• Thirty years.
    Thirty years have past since my father died.
    I never really understood my father. He always wore a suit even in the hottest weather. And he never said a word of encouragement to me. He was a life insurance manager until the war started. Business was booming, then the world started bombing. Then he lost his job and started to get drunk. Beer and spirit became his best friend. Drunk, he would walk around the house in only underwear, shouting to unknown people and cursing to my mother and sister. The figure of a father was gone. I was sent to an all girl school as soon as I turned of age. My father didn't even say good-bye.

    During my years in school, I began to hate my father. My mother would send me letters filled with sad words. I didn't even think it was even possible for my father to have a heart. And then he sent me a postcard. He had never sent one to me, and I read it slowly, as if my heart wasn't ready to see what my father had wrote. It said:

    Miss Ayano Yamamura,

    The flowers here are beautiful, spring has come early. I hope you do well in school. Listen to each class carefully, your future life depends on that. The war will be over before you know it, and then we can be a family again.

    sincerely,
    Takeshi Yamamura.

    This was the first time I saw him be polite. I was shocked by the words he wrote, filled with love and hope. I wondered why he never expressed himself this way. Maybe he was embarrassed of talking this way to his daughter, and words could express what he felt more easily. Whatever it meant, this postcard was the only way I could see a kind father.
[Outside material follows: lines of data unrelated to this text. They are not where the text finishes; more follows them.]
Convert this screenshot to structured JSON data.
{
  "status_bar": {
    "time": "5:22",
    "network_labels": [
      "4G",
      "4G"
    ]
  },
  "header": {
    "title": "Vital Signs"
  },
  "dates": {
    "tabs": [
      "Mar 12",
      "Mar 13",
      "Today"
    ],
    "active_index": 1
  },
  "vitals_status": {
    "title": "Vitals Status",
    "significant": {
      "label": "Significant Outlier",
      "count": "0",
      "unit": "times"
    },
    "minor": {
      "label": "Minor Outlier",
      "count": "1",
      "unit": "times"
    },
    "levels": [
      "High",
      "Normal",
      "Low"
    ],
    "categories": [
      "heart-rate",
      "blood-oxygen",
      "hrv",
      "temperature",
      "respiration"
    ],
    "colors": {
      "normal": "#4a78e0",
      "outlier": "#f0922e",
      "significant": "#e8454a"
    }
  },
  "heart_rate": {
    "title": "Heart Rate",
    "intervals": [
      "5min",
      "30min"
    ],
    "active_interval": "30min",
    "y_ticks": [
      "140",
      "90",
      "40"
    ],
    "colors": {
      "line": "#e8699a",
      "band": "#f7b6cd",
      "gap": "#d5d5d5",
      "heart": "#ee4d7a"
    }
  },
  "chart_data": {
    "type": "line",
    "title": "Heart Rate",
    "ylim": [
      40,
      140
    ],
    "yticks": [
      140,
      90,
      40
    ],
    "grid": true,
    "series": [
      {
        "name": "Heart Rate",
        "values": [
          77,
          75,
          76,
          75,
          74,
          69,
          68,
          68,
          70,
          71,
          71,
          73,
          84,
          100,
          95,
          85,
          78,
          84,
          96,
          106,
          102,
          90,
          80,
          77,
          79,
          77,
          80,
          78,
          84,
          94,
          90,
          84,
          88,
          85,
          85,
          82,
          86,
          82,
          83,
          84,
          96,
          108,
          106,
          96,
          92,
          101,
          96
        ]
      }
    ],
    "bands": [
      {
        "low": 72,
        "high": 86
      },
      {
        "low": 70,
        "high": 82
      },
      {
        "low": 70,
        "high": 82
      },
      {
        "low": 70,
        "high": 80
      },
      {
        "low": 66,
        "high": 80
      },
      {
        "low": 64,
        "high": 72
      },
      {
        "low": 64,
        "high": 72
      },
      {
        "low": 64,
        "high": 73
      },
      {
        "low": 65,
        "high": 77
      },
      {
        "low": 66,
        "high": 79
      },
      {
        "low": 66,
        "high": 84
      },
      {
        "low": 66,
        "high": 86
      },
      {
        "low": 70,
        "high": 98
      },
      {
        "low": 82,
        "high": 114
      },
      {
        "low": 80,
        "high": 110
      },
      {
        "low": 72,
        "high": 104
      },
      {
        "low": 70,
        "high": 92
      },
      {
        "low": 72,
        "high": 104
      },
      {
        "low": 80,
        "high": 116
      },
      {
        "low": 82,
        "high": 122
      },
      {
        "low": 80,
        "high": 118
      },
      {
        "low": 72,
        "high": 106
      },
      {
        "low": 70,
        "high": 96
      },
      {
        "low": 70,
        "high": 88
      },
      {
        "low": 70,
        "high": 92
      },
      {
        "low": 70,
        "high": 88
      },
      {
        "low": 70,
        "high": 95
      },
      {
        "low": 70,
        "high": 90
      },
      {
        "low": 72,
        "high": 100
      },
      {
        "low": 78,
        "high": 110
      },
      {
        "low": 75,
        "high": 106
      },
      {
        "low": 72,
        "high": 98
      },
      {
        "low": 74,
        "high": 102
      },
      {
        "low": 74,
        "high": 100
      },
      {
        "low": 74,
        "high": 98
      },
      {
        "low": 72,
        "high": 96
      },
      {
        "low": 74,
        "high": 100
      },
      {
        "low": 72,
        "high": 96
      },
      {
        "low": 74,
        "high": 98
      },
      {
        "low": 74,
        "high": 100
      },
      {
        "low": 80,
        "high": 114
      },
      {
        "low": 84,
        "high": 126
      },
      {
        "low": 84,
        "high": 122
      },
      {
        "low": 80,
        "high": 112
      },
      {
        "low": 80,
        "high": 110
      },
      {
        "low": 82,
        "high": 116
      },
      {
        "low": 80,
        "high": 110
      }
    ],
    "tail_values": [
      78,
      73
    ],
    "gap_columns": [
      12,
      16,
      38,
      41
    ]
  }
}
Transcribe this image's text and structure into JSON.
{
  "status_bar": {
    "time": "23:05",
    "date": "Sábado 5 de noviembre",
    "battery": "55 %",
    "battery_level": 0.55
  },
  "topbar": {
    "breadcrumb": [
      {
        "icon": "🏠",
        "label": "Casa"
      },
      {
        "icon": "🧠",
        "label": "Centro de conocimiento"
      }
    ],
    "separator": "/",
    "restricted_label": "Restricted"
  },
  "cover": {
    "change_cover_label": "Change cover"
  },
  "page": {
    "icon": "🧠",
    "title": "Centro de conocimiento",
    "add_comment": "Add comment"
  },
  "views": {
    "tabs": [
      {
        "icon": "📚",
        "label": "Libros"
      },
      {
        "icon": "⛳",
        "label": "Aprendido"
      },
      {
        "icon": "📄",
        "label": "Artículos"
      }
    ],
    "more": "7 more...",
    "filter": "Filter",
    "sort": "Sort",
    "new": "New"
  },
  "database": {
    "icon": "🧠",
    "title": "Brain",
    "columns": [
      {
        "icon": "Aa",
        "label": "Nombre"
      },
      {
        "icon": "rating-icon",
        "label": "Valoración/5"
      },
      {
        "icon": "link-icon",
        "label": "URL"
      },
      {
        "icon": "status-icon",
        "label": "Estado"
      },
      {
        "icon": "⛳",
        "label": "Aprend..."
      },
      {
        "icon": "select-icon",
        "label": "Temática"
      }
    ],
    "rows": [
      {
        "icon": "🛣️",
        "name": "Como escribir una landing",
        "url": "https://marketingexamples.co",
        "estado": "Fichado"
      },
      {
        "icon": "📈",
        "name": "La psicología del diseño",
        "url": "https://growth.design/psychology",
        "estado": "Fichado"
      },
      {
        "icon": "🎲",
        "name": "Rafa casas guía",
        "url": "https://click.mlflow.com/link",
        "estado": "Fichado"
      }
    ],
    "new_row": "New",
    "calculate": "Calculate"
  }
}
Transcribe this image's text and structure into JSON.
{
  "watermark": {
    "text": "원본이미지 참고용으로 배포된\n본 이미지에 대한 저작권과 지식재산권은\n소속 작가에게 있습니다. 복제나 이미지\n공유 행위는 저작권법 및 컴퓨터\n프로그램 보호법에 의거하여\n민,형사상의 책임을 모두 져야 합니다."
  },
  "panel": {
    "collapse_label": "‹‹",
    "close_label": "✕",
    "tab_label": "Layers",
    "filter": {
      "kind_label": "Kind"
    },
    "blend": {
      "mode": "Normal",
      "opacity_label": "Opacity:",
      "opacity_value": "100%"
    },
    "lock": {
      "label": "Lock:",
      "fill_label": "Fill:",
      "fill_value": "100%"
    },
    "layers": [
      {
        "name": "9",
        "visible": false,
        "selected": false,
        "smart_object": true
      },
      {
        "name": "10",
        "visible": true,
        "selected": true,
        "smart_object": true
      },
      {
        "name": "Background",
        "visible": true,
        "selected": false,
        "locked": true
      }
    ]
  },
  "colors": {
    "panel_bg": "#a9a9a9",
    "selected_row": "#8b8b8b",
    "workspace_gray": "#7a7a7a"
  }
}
    A few weeks later, he sent me a short postcard:
    I wish to learn how you are doing. Draw a circle if you are happy.

    And so I did. I was very happy. I did well in school, and I had fallen in love with a boy, a nurse, who tended to wounded men in the army. Everyday, I wrote a large red circle on a postcard and sent it away to my father. He didn't return an answer, but I didn't mine. I felt as if I was connecting with him through wordless postcards. Look at how many words of love can pass through us without a word being written, I thought.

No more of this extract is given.